HIER WOHNTE
SIMON SCHÖNTHAL
JG. 1923
DEPORTIERT
AUSCHWITZ
ÜBERLEBT
Simon, Adolf gen. Siegfied Schönthal 13.01.1923, sohn des Viehhändlers Adolf Simon Schönthal und Frieda Schönthal geb. Wolff 25.12.1888, lebte nach dem Tod seines Vaters 04.01.1934, er starb an einem Lungenleiden, mit seiner Mutter und seinen Geschwistern, Recha Adolf 30.11.1921, und Willy Wolff 06.03.1926 in der Kleinen Neustr. 3.

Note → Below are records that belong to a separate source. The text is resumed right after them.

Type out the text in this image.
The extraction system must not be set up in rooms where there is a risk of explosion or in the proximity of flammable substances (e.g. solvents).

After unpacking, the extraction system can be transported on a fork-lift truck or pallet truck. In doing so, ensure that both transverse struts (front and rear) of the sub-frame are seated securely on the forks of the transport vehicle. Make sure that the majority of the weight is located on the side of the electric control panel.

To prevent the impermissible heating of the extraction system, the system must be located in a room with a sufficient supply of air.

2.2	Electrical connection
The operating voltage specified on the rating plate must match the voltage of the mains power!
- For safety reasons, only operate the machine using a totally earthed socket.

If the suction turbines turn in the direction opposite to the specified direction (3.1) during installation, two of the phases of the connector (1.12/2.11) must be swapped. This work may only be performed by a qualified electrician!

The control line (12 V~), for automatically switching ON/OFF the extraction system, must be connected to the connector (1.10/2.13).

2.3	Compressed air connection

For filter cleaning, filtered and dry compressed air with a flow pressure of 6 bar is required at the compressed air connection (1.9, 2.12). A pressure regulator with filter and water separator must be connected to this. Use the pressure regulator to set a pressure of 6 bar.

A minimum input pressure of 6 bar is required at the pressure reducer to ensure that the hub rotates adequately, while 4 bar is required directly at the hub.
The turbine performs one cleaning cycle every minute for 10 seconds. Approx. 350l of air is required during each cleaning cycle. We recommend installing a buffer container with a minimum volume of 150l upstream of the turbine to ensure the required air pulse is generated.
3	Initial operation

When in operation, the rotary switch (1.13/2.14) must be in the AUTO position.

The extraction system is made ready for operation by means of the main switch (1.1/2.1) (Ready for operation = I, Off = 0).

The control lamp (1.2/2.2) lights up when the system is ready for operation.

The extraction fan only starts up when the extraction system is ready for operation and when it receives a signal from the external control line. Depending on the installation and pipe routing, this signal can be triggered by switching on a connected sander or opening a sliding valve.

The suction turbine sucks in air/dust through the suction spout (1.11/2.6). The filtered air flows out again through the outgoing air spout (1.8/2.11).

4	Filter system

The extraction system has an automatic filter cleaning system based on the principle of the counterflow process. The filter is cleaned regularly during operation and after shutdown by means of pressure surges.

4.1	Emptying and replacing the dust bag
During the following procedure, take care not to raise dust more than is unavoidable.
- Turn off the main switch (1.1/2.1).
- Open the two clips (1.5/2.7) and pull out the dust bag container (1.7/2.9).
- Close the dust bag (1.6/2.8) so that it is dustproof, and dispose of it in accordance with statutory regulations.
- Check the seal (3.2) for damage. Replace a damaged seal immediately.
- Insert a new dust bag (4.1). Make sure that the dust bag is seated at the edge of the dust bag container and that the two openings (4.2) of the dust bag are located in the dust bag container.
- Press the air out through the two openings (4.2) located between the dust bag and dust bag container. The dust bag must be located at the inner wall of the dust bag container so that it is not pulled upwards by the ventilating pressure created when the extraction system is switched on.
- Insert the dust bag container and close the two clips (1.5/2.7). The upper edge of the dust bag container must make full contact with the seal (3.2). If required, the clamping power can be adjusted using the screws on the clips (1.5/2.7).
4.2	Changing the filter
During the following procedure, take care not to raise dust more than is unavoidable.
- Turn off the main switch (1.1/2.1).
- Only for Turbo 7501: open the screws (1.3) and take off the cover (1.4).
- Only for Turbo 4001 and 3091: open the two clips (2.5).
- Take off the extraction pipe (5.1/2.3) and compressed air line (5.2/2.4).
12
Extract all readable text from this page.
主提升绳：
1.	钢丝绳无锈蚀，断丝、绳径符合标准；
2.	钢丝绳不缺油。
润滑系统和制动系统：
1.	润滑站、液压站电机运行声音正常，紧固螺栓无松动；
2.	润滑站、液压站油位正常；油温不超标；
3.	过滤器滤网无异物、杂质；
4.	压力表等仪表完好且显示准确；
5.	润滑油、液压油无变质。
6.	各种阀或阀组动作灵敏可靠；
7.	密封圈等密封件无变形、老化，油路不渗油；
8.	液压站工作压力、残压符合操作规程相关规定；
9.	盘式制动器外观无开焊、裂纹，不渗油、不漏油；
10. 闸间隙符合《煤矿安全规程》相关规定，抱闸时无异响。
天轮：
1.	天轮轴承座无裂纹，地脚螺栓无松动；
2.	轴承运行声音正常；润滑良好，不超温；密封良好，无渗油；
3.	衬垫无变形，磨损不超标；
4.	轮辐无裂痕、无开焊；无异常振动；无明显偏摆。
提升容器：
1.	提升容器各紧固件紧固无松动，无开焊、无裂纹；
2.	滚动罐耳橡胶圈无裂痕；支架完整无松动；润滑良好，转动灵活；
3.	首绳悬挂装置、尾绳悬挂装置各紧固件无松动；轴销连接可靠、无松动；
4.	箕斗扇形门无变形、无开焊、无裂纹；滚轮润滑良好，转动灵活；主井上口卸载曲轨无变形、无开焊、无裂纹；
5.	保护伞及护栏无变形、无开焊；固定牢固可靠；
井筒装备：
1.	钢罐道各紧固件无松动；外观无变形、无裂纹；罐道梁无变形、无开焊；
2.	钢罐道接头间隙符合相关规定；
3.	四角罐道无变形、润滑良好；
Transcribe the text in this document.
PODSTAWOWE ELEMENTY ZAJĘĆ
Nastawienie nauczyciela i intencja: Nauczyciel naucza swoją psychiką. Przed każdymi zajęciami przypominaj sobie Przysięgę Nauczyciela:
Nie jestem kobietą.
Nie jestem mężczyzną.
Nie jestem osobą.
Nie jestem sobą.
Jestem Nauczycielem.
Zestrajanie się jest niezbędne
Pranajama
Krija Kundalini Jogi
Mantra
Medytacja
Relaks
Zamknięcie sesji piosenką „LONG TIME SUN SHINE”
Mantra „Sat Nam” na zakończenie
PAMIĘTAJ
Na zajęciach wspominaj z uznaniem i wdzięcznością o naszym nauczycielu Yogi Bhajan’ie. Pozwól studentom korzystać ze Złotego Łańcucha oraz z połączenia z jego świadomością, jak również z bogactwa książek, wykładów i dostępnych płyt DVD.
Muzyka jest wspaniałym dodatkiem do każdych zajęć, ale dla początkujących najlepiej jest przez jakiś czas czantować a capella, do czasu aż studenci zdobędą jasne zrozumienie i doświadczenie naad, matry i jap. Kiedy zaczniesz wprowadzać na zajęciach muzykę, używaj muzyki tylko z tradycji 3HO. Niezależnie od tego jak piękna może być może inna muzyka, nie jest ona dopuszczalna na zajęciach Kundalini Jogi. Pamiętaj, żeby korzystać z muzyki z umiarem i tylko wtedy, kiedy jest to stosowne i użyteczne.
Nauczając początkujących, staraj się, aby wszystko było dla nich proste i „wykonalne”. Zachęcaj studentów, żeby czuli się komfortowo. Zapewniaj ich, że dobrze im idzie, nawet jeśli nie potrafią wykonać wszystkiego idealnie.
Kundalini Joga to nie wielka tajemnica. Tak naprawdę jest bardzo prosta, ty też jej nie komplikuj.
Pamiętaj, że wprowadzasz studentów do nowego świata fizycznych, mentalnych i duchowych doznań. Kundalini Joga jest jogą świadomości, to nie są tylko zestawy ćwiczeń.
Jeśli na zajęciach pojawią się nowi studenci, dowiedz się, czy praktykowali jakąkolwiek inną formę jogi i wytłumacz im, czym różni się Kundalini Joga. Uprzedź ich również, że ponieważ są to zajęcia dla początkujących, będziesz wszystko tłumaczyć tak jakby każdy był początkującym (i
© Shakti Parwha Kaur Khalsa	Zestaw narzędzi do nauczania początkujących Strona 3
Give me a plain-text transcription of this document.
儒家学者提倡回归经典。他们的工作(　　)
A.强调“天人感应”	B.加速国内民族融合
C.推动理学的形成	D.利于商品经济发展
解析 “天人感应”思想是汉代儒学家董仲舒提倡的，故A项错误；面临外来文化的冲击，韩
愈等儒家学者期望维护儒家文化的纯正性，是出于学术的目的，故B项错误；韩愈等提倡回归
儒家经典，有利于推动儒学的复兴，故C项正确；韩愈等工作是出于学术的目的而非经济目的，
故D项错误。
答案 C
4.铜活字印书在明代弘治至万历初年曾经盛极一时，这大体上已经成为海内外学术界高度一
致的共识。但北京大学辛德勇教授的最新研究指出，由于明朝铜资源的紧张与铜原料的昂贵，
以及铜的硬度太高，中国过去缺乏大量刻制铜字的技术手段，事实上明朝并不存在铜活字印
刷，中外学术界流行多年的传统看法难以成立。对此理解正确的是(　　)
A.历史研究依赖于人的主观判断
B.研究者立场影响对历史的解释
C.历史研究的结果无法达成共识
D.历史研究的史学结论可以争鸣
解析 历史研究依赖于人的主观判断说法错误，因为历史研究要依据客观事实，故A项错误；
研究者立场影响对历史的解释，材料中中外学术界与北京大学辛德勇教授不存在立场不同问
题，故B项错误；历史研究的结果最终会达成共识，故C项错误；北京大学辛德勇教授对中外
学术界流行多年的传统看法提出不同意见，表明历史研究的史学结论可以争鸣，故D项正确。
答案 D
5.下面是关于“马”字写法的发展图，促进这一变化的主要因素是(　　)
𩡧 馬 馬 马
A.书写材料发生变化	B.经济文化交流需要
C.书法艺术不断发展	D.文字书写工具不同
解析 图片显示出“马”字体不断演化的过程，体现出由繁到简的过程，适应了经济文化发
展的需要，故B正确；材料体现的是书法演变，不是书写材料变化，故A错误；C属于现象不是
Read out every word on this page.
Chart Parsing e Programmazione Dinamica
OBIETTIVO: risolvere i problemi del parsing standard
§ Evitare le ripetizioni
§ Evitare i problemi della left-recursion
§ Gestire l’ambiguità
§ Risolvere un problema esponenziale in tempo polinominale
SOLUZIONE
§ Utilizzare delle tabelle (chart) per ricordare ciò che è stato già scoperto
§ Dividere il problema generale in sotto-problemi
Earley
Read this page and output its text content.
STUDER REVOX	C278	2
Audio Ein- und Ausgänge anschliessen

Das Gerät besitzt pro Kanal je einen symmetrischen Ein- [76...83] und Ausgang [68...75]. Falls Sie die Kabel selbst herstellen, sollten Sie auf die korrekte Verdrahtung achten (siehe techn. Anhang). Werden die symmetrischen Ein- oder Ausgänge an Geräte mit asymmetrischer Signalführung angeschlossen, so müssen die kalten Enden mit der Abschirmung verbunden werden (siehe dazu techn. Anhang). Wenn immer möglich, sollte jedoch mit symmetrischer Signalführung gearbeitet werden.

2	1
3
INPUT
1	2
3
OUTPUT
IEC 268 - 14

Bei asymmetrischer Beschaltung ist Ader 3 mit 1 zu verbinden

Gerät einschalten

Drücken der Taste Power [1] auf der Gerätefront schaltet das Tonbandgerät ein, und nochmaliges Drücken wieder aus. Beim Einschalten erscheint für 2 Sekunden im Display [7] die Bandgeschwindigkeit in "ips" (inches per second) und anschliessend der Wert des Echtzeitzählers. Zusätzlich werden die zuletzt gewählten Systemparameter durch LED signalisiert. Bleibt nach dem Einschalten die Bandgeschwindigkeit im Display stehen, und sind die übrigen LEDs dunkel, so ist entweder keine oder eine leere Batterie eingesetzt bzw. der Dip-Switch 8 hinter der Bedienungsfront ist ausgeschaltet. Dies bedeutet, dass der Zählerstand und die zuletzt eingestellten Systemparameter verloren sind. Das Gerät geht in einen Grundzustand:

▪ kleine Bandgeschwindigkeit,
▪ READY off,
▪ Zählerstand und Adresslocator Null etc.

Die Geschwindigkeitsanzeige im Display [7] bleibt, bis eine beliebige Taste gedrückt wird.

Mit der Ausweisung 1940 zogen Frieda und ihre Tochter Recha nach Emden ins jüdische Altersheim. Sie wurden 1941 ins Ghetto Litzmannstadt (Lodz) deportiert. Sie überlebten in Hunger und Kälte das Ghetto, wurden aber im nahen Lager Kulmhof mit LKW-Abgasen (der ersten Mordfabrik) ermordet.
Willy kam über Aurich nach Hildesheim, wurde 24.10.194 nach Litsmannstadt (Lodz) deportiert und am 04.05.1942 in Kulmhof (Chelmno) ermordet.
Siegfried war zur Schulung für die Ausreise nach Palestina ins Hachschara-Lager in Neuendorf (Sande), Brandenburg gewechselt.
Nach Kriegsausbruch wurde das Lager aufgelöst, alle Einwohner von Berlin nach Auschwitz deportiert. Er wurde zur Zwangsarbeit selektiert, bei der Räumung des Lagers nach Buchenwald verlegt und dort befreit.
Siegfried kehrte nach Norden zurück, ging ein Jahr später nach Isreal und gründete in einem Kibbuz eine Familie. Dort nannte er sich Schimon Shental.
Kleine Neustraße 3 (Haus nicht mehr vorhanden)
vor Rasenfläche bzw. Anliegerparkplatz
Ökumenischer Arbeitskreis Synagogenweg Norden e.V.